A última semana começou com a notícia de que o presidente Lula aguardava a proposta oficial do preço do barril do petróleo, a ser apresentada pelo presidente da Petrobras, José Sergio Gabrielli, e pelo ministro da Fazenda, Guido Mantega. A expectativa do mercado é de que o valor fosse intermediário entre os sugeridos pela ANP e pela Petrobras. Enquanto a certificadora Gaffney, Cline & Associates, contratada pela ANP, cotou o barril entre USD 10 e USD 12, a consultoria DeGlyer & MacNaughton, contratada pela Petrobras, não passou dos USD 5 a USD 6.
Ainda na segunda-feira, dia 23, a estatal anunciou que estava autorizada a receber uma injeção de recursos de até R$ 150 bilhões, somando aportes da União e demais sócios, porém a operação poderia ultrapassar US$ 180 bilhões, dependendo do valor do barril. Essa diferença ilustra a magnitude do problema que técnicos do governo têm de resolver, rapidamente, para manter a data da capitalização, 30 de setembro. Pensando neste cronograma o governo anunciou na terça-feira, 24, um plano B, para o caso de não haver consenso sobre o preço do barril, a alternativa seria contratar uma terceira certificadora, internacional, para apresentar uma nova proposta.
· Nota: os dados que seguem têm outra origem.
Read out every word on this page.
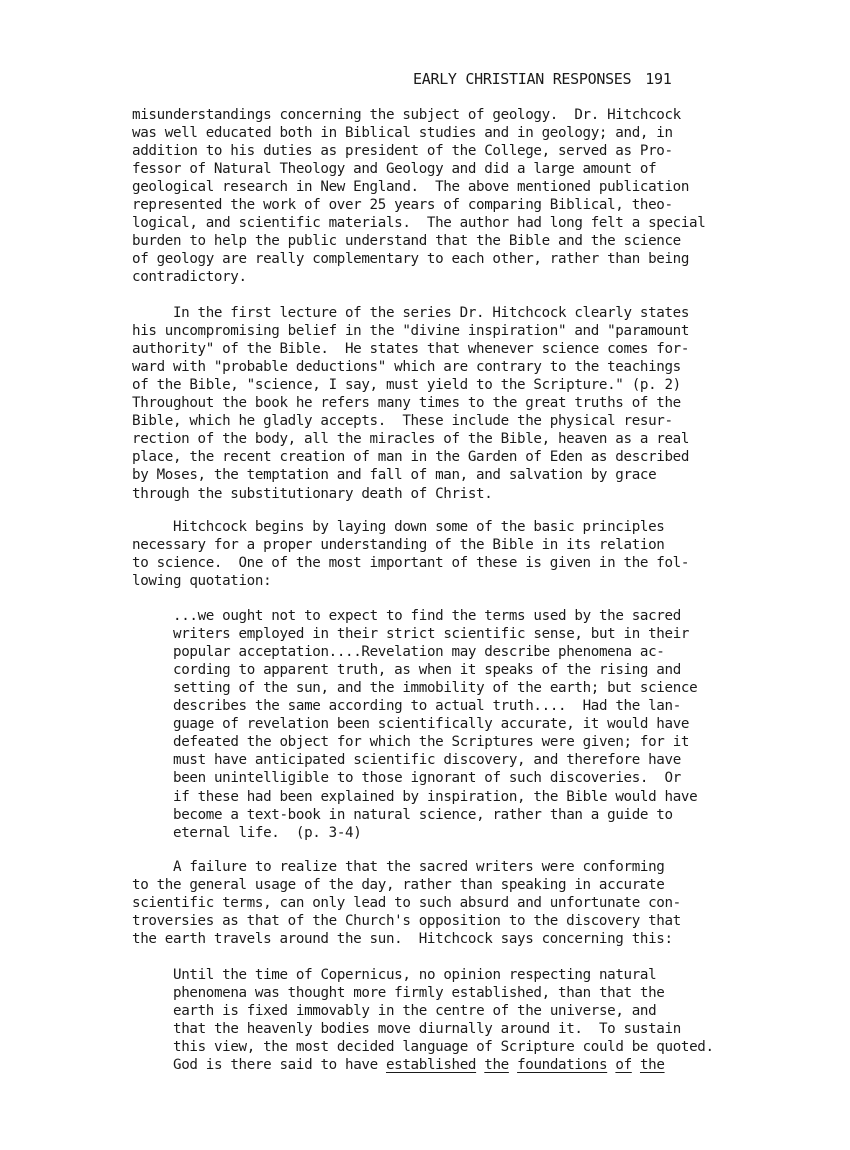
EARLY CHRISTIAN RESPONSES 191
misunderstandings concerning the subject of geology.  Dr. Hitchcock
was well educated both in Biblical studies and in geology; and, in
addition to his duties as president of the College, served as Pro-
fessor of Natural Theology and Geology and did a large amount of
geological research in New England.  The above mentioned publication
represented the work of over 25 years of comparing Biblical, theo-
logical, and scientific materials.  The author had long felt a special
burden to help the public understand that the Bible and the science
of geology are really complementary to each other, rather than being
contradictory.
In the first lecture of the series Dr. Hitchcock clearly states
his uncompromising belief in the "divine inspiration" and "paramount
authority" of the Bible.  He states that whenever science comes for-
ward with "probable deductions" which are contrary to the teachings
of the Bible, "science, I say, must yield to the Scripture." (p. 2)
Throughout the book he refers many times to the great truths of the
Bible, which he gladly accepts.  These include the physical resur-
rection of the body, all the miracles of the Bible, heaven as a real
place, the recent creation of man in the Garden of Eden as described
by Moses, the temptation and fall of man, and salvation by grace
through the substitutionary death of Christ.
Hitchcock begins by laying down some of the basic principles
necessary for a proper understanding of the Bible in its relation
to science.  One of the most important of these is given in the fol-
lowing quotation:
...we ought not to expect to find the terms used by the sacred
writers employed in their strict scientific sense, but in their
popular acceptation....Revelation may describe phenomena ac-
cording to apparent truth, as when it speaks of the rising and
setting of the sun, and the immobility of the earth; but science
describes the same according to actual truth....  Had the lan-
guage of revelation been scientifically accurate, it would have
defeated the object for which the Scriptures were given; for it
must have anticipated scientific discovery, and therefore have
been unintelligible to those ignorant of such discoveries.  Or
if these had been explained by inspiration, the Bible would have
become a text-book in natural science, rather than a guide to
eternal life.  (p. 3-4)
A failure to realize that the sacred writers were conforming
to the general usage of the day, rather than speaking in accurate
scientific terms, can only lead to such absurd and unfortunate con-
troversies as that of the Church's opposition to the discovery that
the earth travels around the sun.  Hitchcock says concerning this:
Until the time of Copernicus, no opinion respecting natural
phenomena was thought more firmly established, than that the
earth is fixed immovably in the centre of the universe, and
that the heavenly bodies move diurnally around it.  To sustain
this view, the most decided language of Scripture could be quoted.
God is there said to have established the foundations of the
E o assunto continuou causando polêmica no mercado petrolífero. Surgiu na quarta-feira, dia 25, uma nova divergência entre governo e Petrobras. A questão envolvendo o cálculo do tamanho das futuras reservas de óleo da União que entrarão no negócio. Laudo contratado pela Petrobras apontava em relação ao da ANP, um volume bem menor de petróleo nas áreas que a União entregará à empresa como sua parte na capitalização da petroleira. A divergência sobre o tamanho dos reservatórios é considerada pelo governo mais grave do que a do valor do barril de petróleo. Isso porque, quanto menor o volume das áreas escolhidas previamente para a capitalização, mais reservatórios a União teria de colocar na operação para atingir os 5 bilhões de barris de petróleo.
Na sexta-feira, dia 27, o governo bateu o martelo sobre o valor do barril, salvo qualquer argumentação extraordinária, o barril da cessão onerosa para a Petrobras ficará em US$ 8,50. O valor é uma média exata do preço sugerido nos laudos da ANP e da estatal. Reavaliando parâmetros dos dois laudos, e procurando dar fim as divergências a União reduziu o volume de reservas estimado da área de 5 para 4,5 bilhões de barris, o que deve causar grande impacto no valor final da capitalização. A Petrobras teria resistido ao valor fixado por barril, mas acabou cedendo diante da ameaça de novo adiamento do processo de capitalização, caso governo recorresse ao plano B, de contratar uma terceira consultoria para uma nova análise.
Novas áreas para compor a capitalização
Ainda na sexta-feira, 27, os principais jornais do país noticiaram que além dos reservatórios de Franco e de áreas próximas ao campo de Tupi na camada do pré-sal, a União deve usar pelo menos mais uma terceira área de acumulação de petróleo na capitalização da Petrobras. O governo deve incluir na operação uma área vizinha ao reservatório de Libra para completar os 5 bilhões de barris que serão usados para o aumento de capital da União na estatal. A decisão de incluir uma terceira área ocorreu após governo e Petrobras cederem em suas avaliações sobre o petróleo existente nas reservas que serão usadas na capitalização, localizadas na bacia de Santos. Chegando a um número menor que os 5 bilhões de barris iniciais.